To get the plugins compiled on Arch Linux, a few special steps are needed:

  • Arch provides OpenCV 4.x, but OpenCV 3.x is required

  • Arch provides VTK 8.2, but VTK 8.1 is required

  • boost-python is used, which needs to be linked to python libs explicitly:

      colcon build --symlink-install --packages-select cv_bridge --cmake-args "-DCMAKE_CXX_STANDARD_LIBRARIES=-lpython3.7m"
    

Usage

If the compression plugins are compiled and installed in the current workspace, they will be automatically used by the driver and an additional /image_raw/compressed topic will be available.

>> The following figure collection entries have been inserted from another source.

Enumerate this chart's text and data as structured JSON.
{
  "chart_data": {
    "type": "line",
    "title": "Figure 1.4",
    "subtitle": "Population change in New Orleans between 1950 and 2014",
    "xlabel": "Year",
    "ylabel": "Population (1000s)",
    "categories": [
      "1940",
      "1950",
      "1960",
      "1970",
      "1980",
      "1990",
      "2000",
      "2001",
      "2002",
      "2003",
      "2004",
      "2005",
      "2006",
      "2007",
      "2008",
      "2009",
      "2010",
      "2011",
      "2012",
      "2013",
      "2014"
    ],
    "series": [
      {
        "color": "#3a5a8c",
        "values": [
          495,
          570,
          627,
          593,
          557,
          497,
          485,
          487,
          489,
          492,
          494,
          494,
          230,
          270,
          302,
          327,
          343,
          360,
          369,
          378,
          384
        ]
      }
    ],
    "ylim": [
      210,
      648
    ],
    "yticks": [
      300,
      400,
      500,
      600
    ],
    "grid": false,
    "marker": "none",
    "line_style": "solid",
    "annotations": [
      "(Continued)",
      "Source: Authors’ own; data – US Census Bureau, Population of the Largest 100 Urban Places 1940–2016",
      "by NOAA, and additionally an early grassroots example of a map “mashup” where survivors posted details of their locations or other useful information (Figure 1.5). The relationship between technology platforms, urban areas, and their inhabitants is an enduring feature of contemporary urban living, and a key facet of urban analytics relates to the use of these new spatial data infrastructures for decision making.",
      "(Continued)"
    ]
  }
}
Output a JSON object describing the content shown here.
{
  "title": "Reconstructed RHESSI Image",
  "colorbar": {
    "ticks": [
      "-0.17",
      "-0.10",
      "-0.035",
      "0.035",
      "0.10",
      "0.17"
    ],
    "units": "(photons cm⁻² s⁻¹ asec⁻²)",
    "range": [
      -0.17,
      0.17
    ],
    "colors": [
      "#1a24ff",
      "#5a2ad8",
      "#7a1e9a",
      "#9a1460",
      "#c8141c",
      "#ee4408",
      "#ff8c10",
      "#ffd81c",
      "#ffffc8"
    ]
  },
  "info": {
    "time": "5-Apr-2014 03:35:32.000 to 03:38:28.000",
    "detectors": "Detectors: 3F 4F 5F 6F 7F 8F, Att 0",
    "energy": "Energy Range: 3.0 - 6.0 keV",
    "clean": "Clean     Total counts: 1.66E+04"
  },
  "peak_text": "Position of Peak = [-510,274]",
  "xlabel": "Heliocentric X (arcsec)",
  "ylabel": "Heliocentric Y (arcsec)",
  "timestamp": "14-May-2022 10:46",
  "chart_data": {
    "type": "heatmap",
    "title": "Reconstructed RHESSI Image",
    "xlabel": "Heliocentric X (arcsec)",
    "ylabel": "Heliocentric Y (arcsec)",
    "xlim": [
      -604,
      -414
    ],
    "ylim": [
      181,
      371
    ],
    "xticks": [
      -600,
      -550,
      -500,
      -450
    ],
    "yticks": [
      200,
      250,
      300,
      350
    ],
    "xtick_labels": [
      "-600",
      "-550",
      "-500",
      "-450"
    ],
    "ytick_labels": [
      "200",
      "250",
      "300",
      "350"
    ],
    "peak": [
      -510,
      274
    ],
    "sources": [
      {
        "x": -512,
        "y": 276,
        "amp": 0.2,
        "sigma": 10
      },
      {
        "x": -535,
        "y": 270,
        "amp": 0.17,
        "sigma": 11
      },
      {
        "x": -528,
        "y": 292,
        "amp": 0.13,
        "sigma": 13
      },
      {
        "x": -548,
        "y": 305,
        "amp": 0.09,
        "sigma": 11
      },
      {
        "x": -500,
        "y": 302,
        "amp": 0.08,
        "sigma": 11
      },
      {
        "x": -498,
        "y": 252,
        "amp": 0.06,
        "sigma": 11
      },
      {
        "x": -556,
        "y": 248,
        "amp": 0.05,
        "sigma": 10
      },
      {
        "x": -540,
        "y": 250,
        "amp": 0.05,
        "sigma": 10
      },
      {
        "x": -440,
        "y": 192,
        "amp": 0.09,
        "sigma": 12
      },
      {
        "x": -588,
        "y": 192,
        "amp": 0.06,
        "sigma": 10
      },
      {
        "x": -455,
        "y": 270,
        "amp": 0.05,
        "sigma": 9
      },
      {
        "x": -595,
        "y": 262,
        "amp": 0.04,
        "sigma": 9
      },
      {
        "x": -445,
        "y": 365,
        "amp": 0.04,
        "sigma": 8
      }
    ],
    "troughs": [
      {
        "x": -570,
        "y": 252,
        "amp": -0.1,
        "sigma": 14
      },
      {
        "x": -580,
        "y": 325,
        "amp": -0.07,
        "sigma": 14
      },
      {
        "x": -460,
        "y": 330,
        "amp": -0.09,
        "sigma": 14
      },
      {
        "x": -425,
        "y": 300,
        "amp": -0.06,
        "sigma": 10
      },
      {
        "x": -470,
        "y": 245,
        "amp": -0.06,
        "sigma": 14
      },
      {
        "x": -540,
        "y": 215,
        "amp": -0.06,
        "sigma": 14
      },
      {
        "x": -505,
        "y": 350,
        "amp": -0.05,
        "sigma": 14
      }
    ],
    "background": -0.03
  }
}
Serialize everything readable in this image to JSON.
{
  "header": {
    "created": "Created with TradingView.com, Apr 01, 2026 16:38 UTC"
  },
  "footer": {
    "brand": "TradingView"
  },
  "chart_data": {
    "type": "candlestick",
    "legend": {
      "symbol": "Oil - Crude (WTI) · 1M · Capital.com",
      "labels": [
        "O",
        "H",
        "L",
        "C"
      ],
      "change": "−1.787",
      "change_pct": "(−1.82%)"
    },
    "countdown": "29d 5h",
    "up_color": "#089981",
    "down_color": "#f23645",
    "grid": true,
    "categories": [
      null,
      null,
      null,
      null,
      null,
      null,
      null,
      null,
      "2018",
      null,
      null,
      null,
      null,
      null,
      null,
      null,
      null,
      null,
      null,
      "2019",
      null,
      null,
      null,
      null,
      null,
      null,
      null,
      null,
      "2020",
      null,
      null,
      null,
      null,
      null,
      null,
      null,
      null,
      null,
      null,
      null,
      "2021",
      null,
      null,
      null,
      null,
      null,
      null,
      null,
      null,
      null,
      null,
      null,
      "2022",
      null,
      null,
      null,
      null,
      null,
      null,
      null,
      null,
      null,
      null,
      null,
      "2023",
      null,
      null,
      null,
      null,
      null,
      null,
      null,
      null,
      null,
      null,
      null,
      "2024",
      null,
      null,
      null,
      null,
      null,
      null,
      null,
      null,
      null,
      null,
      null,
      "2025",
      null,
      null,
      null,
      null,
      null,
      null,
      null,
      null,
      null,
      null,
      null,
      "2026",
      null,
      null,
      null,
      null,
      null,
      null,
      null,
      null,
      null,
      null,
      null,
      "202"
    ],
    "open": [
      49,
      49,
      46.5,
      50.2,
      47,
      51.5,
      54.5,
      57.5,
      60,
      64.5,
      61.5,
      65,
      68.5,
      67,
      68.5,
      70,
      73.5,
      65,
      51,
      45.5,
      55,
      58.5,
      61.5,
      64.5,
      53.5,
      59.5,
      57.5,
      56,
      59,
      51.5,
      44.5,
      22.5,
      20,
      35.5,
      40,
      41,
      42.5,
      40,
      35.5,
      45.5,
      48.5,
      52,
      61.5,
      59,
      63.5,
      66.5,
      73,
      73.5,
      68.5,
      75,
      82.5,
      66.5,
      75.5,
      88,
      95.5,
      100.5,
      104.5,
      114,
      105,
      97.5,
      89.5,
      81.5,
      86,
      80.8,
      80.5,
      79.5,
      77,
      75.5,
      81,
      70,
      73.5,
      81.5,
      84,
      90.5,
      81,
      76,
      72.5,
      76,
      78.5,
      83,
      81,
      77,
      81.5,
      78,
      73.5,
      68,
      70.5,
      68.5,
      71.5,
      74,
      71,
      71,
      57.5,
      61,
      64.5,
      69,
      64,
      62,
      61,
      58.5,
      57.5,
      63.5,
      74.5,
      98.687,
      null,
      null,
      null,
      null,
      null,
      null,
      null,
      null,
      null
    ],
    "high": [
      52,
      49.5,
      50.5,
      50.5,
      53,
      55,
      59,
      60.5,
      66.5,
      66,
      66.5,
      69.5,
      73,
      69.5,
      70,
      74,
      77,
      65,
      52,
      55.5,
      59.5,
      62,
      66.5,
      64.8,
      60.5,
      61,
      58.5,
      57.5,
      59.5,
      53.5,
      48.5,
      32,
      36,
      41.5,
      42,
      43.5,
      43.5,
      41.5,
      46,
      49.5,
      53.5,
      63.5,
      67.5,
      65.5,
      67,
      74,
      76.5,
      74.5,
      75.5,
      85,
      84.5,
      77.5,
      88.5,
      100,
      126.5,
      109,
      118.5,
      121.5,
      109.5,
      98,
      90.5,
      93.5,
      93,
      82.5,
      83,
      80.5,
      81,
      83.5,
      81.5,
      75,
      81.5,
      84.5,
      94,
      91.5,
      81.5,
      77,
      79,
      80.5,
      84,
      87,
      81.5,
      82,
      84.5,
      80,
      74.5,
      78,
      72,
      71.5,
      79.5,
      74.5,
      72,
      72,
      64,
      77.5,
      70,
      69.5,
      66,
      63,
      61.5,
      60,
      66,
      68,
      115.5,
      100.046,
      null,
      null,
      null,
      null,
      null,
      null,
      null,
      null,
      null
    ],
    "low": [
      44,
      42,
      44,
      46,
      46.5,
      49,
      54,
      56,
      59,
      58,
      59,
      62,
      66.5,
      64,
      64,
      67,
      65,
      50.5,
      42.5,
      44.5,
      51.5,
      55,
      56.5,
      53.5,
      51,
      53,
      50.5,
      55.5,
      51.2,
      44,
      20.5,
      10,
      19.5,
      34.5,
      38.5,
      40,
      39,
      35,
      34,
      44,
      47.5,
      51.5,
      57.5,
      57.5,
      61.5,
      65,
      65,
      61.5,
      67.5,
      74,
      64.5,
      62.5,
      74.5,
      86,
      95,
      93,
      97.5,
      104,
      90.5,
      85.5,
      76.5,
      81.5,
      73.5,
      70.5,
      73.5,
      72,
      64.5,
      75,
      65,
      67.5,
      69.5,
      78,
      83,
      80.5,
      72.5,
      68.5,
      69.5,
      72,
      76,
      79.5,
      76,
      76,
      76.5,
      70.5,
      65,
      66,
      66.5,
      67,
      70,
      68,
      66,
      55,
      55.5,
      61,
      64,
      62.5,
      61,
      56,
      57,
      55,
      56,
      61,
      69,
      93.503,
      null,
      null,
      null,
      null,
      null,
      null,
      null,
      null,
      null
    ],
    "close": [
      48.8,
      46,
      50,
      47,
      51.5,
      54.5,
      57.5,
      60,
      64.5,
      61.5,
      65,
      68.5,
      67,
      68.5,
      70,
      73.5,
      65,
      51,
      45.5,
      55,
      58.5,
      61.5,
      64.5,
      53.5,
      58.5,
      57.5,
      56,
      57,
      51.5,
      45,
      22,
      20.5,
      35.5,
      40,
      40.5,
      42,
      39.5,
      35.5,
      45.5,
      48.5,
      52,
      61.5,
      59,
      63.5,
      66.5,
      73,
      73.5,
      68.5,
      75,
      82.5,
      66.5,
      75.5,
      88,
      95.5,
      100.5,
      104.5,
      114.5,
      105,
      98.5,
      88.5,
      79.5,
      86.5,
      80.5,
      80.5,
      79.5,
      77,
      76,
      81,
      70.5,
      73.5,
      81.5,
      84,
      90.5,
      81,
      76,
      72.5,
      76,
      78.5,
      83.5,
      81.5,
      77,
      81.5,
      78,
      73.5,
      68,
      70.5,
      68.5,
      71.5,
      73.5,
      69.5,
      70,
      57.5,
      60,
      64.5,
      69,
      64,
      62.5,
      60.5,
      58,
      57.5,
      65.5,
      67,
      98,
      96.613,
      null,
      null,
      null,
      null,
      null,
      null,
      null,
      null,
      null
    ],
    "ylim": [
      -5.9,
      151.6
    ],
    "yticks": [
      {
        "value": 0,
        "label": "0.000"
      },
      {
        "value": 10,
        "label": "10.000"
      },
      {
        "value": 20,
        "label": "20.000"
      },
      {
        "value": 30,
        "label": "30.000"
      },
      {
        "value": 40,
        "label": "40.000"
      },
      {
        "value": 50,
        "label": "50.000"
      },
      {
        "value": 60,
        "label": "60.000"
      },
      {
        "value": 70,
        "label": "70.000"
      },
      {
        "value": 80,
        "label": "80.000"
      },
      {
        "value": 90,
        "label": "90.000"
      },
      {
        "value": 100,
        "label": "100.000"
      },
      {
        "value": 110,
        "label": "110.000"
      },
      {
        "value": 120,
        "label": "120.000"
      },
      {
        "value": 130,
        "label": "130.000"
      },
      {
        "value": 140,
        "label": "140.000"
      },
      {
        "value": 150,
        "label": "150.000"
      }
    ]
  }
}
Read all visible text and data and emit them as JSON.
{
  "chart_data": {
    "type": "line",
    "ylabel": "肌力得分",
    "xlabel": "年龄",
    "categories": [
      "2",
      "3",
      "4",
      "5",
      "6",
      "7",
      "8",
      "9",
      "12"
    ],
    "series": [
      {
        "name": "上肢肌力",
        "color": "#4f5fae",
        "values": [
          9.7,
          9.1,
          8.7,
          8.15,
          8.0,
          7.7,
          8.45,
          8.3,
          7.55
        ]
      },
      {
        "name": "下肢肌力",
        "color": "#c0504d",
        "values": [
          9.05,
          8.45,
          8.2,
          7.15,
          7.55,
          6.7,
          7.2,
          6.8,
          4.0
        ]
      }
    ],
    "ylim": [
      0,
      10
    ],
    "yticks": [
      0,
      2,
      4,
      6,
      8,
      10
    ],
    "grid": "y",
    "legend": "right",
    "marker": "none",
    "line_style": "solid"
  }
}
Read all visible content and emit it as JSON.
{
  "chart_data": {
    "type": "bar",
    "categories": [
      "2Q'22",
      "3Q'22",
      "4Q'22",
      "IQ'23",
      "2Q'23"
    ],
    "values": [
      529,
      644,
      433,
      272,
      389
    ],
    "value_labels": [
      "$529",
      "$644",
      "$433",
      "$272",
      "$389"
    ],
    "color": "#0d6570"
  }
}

Neither Rviz2 or showimage use image_transport (yet). Therefore, to be able to view the compressed topic, it needs to be republished uncompressed. image_transport comes with the republish node to do this:

ros2 run image_transport republish compressed in/compressed:=image_raw/compressed raw out:=image_raw/uncompressed

The parameters mean:

  • compressed - the transport to use for input, in this case 'compressed'. Alternative: raw, to republish the raw /image_raw topic
  • in/compressed:=image_raw/compressed - by default, republish uses the topics in and out, or in/compressed for example if the input transport is 'compressed'. This parameter is a ROS remapping rule to map those names to the actual topic to use.
  • raw - the transport to use for output. If omitted, all available transports are provided.
  • out:=image_raw/uncompressed - remapping of the output topic.